“Bagnanti”, ante 1926
olio su tavola, 102 x 110 cm.
Nato in una famiglia borghese, studia all’Accademia Albertina di Torino dove segue i corsi di Giacomo Grosso e assimila la lezione di Bistolfi e di Segantini. Nel capoluogo sabaudo frequenta l’ambiente intellettuale e letterario, finché non si trasferisce a Roma nel 1906; di questo primo periodo si ricordano i diversi viaggi di studio in Europa (Parigi, Basilea, Monaco…), che molto influenzeranno il suo linguaggio.
Pittore “rivelazione” alla Biennale del 1912, si afferma come figura di spicco della pittura del tempo. Osannato tra le due guerre, diventa professore all’Accademia di Firenze nel 1924, partecipa con una mostra personale alla Biennale di Venezia nel 1926, viene nominato Accademico d’Italia nel 1933, Commissario nazionale del Sindacato sotto Salò, e infine si aggiudica il Gran Premio alla Biennale del 1940.
Nel Secondo dopoguerra Carena, non esente dalle conseguenze di una certa rimozione ideologica poiché visto come artista di regime, è preda di una crisi umana e artistica: abbandona la sua villa fiorentina, occupata dai tedeschi, e si ritira nel convento di San Marco; l’anno dopo si trasferisce a Venezia, anche per stare vicino alla figlia illegittima Marzia. Qui rifiorisce la sua vena creativa, influenzata non solo dai gradi maestri francesi ma debitrice della grande lezione dell’arte del Cinquecento e della scuola veneta, come si può notare nello stile dei dipinti del periodo.
Espone ancora alle Biennali del 1950, 1954 e 1956, e in numerose mostre in Italia e all’estero negli anni Cinquanta e Sessanta; nel 1951 dipinge una pala d’altare nella Chiesa di San Rocco, nel 1963 una Deposizione per la Chiesa dei Carmini. Alla sua morte lascia alla Galleria d’Arte Moderna di Cà Pesaro alcuni dipinti e venticinque disegni e alla Fondazione Cini un gruppo di 60 disegni.
“Le Bagnanti” fu esposto alla Biennale di Venezia del 1926, dove Carena espose in una sala personale circa 50 opere: tra queste “Gli Apostoli”, oggi alla Galleria d’Arte Moderna di Firenze. Notevoli i punti di contatto con un dipinto dal simile soggetto dal titolo “La Quiete”, esposto alla Biennale del 1922 (oggi alla Galleria Oddi Baglioni e, in una versione simile, ai Musei Reali di Torino).

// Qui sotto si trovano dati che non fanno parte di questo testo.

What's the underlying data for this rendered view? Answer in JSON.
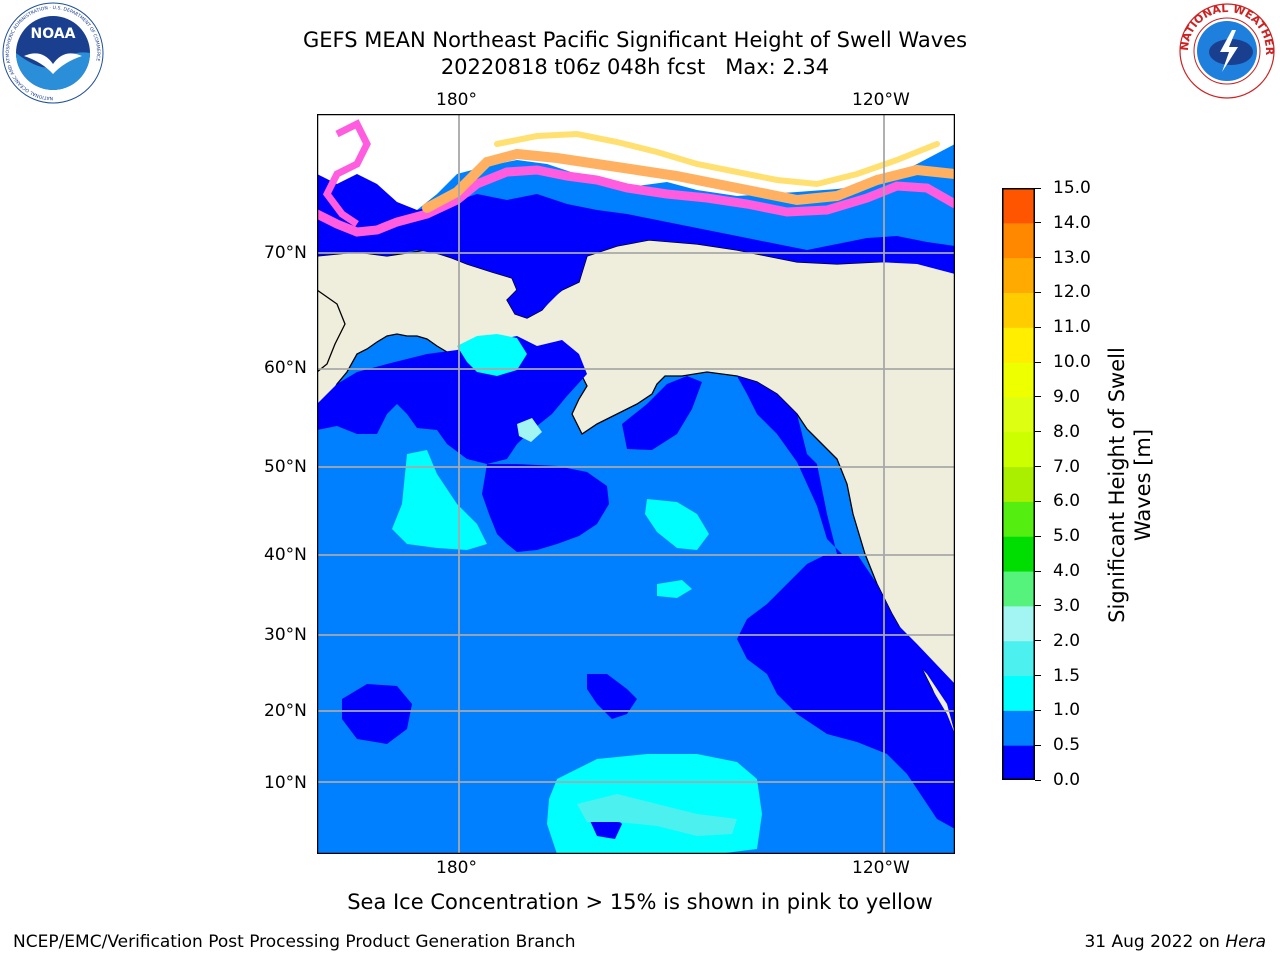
{
  "header": {
    "title_line1": "GEFS MEAN Northeast Pacific Significant Height of Swell Waves",
    "title_line2": "20220818 t06z 048h fcst   Max: 2.34"
  },
  "logos": {
    "left": "NOAA",
    "left_ring_text": "NATIONAL OCEANIC AND ATMOSPHERIC ADMINISTRATION · U.S. DEPARTMENT OF COMMERCE",
    "right_ring_text": "NATIONAL WEATHER SERVICE"
  },
  "map": {
    "lon_ticks_top": [
      "180°",
      "120°W"
    ],
    "lon_ticks_bottom": [
      "180°",
      "120°W"
    ],
    "lat_ticks": [
      "70°N",
      "60°N",
      "50°N",
      "40°N",
      "30°N",
      "20°N",
      "10°N"
    ],
    "colors": {
      "land": "#efeddc",
      "band_0_0_5": "#0000ff",
      "band_0_5_1_0": "#0080ff",
      "band_1_0_1_5": "#00ffff",
      "band_1_5_2_0": "#4cf0ef",
      "band_2_0_3_0": "#a3f5f4",
      "ice_pink": "#ff5ce0",
      "ice_orange": "#ffb060",
      "ice_yellow": "#ffe070",
      "grid": "#a8a8a8"
    }
  },
  "colorbar": {
    "label_line1": "Significant Height of Swell",
    "label_line2": "Waves [m]",
    "ticks": [
      "15.0",
      "14.0",
      "13.0",
      "12.0",
      "11.0",
      "10.0",
      "9.0",
      "8.0",
      "7.0",
      "6.0",
      "5.0",
      "4.0",
      "3.0",
      "2.0",
      "1.5",
      "1.0",
      "0.5",
      "0.0"
    ],
    "colors_bottom_to_top": [
      "#0000ff",
      "#0080ff",
      "#00ffff",
      "#4cf0ef",
      "#a3f5f4",
      "#55f37b",
      "#00dd00",
      "#55ee11",
      "#aaee00",
      "#ccff00",
      "#ddff11",
      "#eeff00",
      "#ffee00",
      "#ffcc00",
      "#ffaa00",
      "#ff8800",
      "#ff5500",
      "#ff2200",
      "#ff0000"
    ]
  },
  "captions": {
    "sea_ice_note": "Sea Ice Concentration > 15% is shown in pink to yellow",
    "credit": "NCEP/EMC/Verification Post Processing Product Generation Branch",
    "date_prefix": "31 Aug 2022 on ",
    "date_host": "Hera"
  }
}
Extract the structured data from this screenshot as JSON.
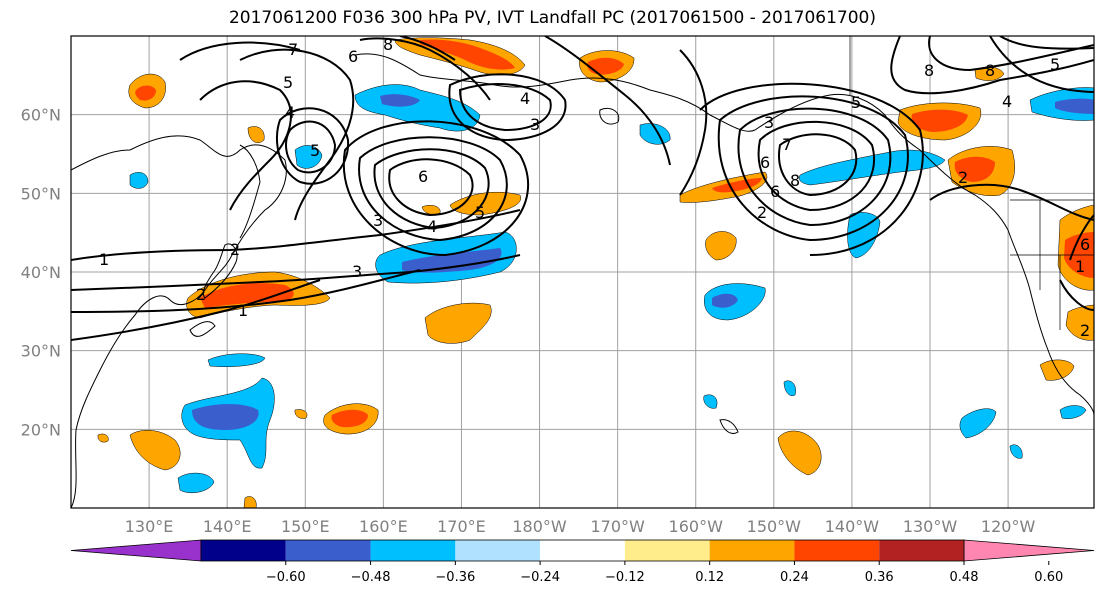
{
  "title": "2017061200 F036 300 hPa PV, IVT Landfall PC (2017061500 - 2017061700)",
  "map": {
    "lat_labels": [
      "60°N",
      "50°N",
      "40°N",
      "30°N",
      "20°N"
    ],
    "lat_values": [
      60,
      50,
      40,
      30,
      20
    ],
    "lon_labels": [
      "130°E",
      "140°E",
      "150°E",
      "160°E",
      "170°E",
      "180°W",
      "170°W",
      "160°W",
      "150°W",
      "140°W",
      "130°W",
      "120°W"
    ],
    "lon_values": [
      130,
      140,
      150,
      160,
      170,
      180,
      190,
      200,
      210,
      220,
      230,
      240
    ],
    "lat_range": [
      10,
      70
    ],
    "lon_range": [
      120,
      251
    ],
    "grid": true
  },
  "colorbar": {
    "labels": [
      "−0.60",
      "−0.48",
      "−0.36",
      "−0.24",
      "−0.12",
      "0.12",
      "0.24",
      "0.36",
      "0.48",
      "0.60"
    ],
    "colors": [
      "#9932cc",
      "#00008b",
      "#3a5fcd",
      "#00bfff",
      "#b0e2ff",
      "#ffffff",
      "#ffec8b",
      "#ffa500",
      "#ff4500",
      "#b22222",
      "#ff86b0"
    ]
  },
  "contour_labels": [
    "8",
    "6",
    "7",
    "5",
    "4",
    "3",
    "2",
    "1",
    "8",
    "6",
    "5",
    "4",
    "3",
    "2",
    "1",
    "3",
    "4",
    "5",
    "6",
    "8",
    "3",
    "7",
    "6",
    "5",
    "2",
    "8",
    "2",
    "4",
    "5",
    "2",
    "1",
    "6"
  ],
  "colors": {
    "neg_strong": "#3a5fcd",
    "neg": "#00bfff",
    "pos": "#ffa500",
    "pos_strong": "#ff4500"
  }
}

Nei dipinti di questo decennio, tra i più alti qualitativamente della sua carriera, già la critica del tempo (tra cui Ugo Ojetti e Antonio Maraini) sottolineava la capacità di Carena di coniugare in un linguaggio coerente ed moderno numerose citazioni dell’arte del passato, ma anche della pittura più recente: artisti come Tintoretto, Giovanni Bellini, Caravaggio, o, come evidente in questo caso (in special modo nella figura di destra e nel paesaggio) Giorgione, ma anche Cézanne, di cui Carena era grande estimatore, sono colti richiami sia per la resa scultorea delle figure, preziosamente modellate dalla luce, che per la dimensione tonale della tavolozza, che sfuma i colori con tecnica sapiente e sicura; si veda a questo proposito il confronto con la bella tavola dal medesimo soggetto, oggi alla Galleria d’Arte Moderna di Roma.